Mit Wecker und Uhr gegen die digitale Reizüberflutung
Der schwierigen Suche nach der „goldene Mitte“ zwischen „Always online“ und „Digital Detox“ widmete sich bei der Gesundheitskonferenz Oliver Scheibenbogen, Klinischer Psychologe und Gesundheitspsychologe. Der Leiter der Klinischen Psychologie am Anton-Proksch-Institut Wien erläuterte konkrete Beispiele für einen gesunden Umgang mit der R2izüberflutung. „Die große Schwierigkeit ist, dass ich jederzeit online sein kann. Es geht daher ganz stark um die eigenen Kompetenzen im Umgang mit den Geräten.“ Sehr wichtige Hilfsmittel dabei können ein analoger Wecker und eine Uhr sein. „Wenn ich das Handy benutze, um auf die Uhr zu sehen, sehe ich gleichzeitig die vielen Benachrichtigungen für neue Nachrichten auf sozialen Medien, E-Mails etc. Das schafft einen unheimlichen Druck, die Nachrichten auch zu lesen. Wenn ich das Handy gar nicht benötige, um auf die Uhr zu sehen, entgehe ich diesem Druck.“ Wichtig sei auch, sich selbst bewusste „Digital Detox“-Zeiten einzuplanen und seine E-Mails nur zu klar definierten Zeiten abzurufen – nicht permanent.

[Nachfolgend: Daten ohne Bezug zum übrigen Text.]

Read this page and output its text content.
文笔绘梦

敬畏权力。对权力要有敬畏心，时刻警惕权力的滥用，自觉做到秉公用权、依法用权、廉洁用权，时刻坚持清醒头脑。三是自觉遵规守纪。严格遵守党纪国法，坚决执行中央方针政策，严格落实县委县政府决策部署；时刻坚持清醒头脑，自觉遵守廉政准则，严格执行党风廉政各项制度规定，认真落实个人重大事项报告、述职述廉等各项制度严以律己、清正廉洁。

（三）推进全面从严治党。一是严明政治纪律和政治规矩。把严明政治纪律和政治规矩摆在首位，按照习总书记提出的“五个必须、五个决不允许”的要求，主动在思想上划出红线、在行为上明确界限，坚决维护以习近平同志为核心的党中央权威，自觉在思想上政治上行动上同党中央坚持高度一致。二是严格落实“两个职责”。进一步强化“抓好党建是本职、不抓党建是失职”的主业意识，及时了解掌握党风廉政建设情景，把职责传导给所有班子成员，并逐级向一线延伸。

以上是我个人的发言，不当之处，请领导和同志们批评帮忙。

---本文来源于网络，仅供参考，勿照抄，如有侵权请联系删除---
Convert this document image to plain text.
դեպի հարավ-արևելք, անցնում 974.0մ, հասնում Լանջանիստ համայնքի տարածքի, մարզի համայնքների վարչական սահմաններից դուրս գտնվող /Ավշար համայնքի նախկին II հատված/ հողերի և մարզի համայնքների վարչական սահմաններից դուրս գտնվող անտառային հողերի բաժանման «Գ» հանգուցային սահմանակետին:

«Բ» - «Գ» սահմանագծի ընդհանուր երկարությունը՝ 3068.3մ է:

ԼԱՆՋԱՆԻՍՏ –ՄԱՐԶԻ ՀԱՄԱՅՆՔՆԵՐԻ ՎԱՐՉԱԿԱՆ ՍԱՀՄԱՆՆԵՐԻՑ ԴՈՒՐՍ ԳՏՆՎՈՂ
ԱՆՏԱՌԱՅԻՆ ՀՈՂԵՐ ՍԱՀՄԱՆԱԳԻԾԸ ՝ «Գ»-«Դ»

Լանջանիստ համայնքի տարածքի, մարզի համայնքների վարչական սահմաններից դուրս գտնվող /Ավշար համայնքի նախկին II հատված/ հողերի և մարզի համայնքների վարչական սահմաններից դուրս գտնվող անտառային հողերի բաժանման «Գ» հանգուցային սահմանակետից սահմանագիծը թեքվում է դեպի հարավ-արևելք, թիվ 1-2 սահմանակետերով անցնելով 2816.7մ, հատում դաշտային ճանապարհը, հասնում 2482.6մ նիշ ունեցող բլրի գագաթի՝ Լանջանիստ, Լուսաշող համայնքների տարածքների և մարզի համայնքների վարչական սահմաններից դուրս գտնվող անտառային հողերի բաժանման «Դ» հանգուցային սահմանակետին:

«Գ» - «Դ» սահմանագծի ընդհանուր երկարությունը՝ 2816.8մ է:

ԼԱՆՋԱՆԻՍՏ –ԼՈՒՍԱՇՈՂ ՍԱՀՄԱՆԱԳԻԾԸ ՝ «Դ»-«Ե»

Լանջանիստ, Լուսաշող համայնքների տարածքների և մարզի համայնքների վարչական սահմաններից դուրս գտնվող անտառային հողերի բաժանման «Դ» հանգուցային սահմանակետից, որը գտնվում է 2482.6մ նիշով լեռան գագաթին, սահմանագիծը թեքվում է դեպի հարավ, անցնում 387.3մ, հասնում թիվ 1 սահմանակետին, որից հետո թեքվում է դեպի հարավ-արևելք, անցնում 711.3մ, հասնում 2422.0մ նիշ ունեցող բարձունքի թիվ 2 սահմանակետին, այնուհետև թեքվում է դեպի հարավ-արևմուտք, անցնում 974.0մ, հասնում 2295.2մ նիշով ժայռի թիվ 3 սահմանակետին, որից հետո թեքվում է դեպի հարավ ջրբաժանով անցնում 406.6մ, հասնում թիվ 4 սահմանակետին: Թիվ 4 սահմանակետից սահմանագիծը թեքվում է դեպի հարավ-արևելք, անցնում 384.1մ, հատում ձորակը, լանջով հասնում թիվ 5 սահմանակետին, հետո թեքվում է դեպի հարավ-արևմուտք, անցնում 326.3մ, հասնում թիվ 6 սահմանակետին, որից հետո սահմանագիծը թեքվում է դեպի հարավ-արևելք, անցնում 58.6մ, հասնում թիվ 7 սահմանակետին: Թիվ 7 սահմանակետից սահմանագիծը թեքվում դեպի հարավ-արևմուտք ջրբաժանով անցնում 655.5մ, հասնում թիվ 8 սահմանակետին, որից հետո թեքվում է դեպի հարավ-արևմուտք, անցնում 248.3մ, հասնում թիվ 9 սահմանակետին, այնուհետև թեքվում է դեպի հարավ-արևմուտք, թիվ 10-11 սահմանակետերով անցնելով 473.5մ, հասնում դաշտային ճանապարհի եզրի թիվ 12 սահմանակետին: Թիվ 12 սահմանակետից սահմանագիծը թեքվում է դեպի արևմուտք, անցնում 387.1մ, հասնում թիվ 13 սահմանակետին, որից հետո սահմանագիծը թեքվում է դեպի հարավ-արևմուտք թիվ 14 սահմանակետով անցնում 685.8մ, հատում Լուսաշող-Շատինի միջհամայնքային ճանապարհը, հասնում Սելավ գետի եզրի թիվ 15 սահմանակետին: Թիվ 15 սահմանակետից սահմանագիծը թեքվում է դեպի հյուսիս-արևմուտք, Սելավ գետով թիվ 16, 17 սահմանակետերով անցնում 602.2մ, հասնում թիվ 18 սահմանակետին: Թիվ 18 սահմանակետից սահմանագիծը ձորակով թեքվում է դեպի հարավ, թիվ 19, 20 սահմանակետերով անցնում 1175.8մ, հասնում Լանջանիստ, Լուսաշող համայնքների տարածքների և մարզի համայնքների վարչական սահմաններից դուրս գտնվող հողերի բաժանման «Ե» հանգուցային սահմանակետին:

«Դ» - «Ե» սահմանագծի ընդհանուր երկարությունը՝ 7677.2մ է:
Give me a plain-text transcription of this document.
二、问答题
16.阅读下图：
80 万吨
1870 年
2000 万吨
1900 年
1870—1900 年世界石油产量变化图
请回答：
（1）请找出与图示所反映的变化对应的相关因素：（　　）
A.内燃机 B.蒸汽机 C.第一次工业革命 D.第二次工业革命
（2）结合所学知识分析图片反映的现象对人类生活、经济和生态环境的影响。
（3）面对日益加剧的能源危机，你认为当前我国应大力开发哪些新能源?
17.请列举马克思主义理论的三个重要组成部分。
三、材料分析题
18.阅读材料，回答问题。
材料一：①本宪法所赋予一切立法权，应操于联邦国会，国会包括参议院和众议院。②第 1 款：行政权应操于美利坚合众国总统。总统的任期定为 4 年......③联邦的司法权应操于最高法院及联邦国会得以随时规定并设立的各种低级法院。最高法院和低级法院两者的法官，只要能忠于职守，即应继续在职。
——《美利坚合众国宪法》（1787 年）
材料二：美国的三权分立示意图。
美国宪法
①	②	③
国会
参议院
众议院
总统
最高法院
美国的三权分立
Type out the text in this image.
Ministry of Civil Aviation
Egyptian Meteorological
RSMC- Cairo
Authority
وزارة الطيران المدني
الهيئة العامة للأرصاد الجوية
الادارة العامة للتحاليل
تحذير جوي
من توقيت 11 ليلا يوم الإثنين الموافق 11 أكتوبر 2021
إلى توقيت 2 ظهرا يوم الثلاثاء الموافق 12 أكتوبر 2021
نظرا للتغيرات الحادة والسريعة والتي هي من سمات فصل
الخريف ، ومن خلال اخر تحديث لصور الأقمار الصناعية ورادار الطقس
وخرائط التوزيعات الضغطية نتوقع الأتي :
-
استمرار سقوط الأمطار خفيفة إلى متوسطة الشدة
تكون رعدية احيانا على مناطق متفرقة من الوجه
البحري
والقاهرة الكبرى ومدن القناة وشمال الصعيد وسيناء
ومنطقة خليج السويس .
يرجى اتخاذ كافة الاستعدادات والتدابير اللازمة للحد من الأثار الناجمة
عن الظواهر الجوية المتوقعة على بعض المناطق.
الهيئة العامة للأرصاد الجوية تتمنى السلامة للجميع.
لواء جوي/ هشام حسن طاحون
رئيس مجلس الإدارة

Jugendliche benötigen (Sozial-)Kompetenzen für das „Offline-Leben“
Gerade für Jugendliche spiele eine große Rolle, ob sie Kompetenzen wie z. B. das Knüpfen neuer Freundschaften im realen Leben gelernt haben. „Dann kann das digitale Pendant, also etwa die Vernetzung über Instagram oder TikTok, eine Ergänzung sein. Gefährlich wird es dann, wenn Jugendliche im realen Leben aber gar nie gelernt haben, Freundschaften zu schließen“, warnte Scheibenbogen. Bei Erwachsenen sei es weniger ein Problem, wenn sie mehr Freunde auf sozialen Plattformen wie Facebook haben, als im realen Leben – Erwachsene schicken Freundschaftsanfragen meist nur an Personen, die sie auch real kennen. Bei Jugendlichen ist es aber umgekehrt, deshalb kann eine deutlich höhere Anzahl an Kontakten auf sozialen Plattformen als im realen Leben ein Warnsignal sein. Gerade für Eltern sei es auch wichtig zu wissen, dass ein Gehirn eines Kindes Reizen nicht widerstehen kann – das Frontalhirn ist dazu noch nicht in der Lage. Die WHO empfiehlt daher für Kinder unter zehn Jahren auch maximal eine Stunde Medienkonsum pro Tag (inkl. Radio und Fernsehen).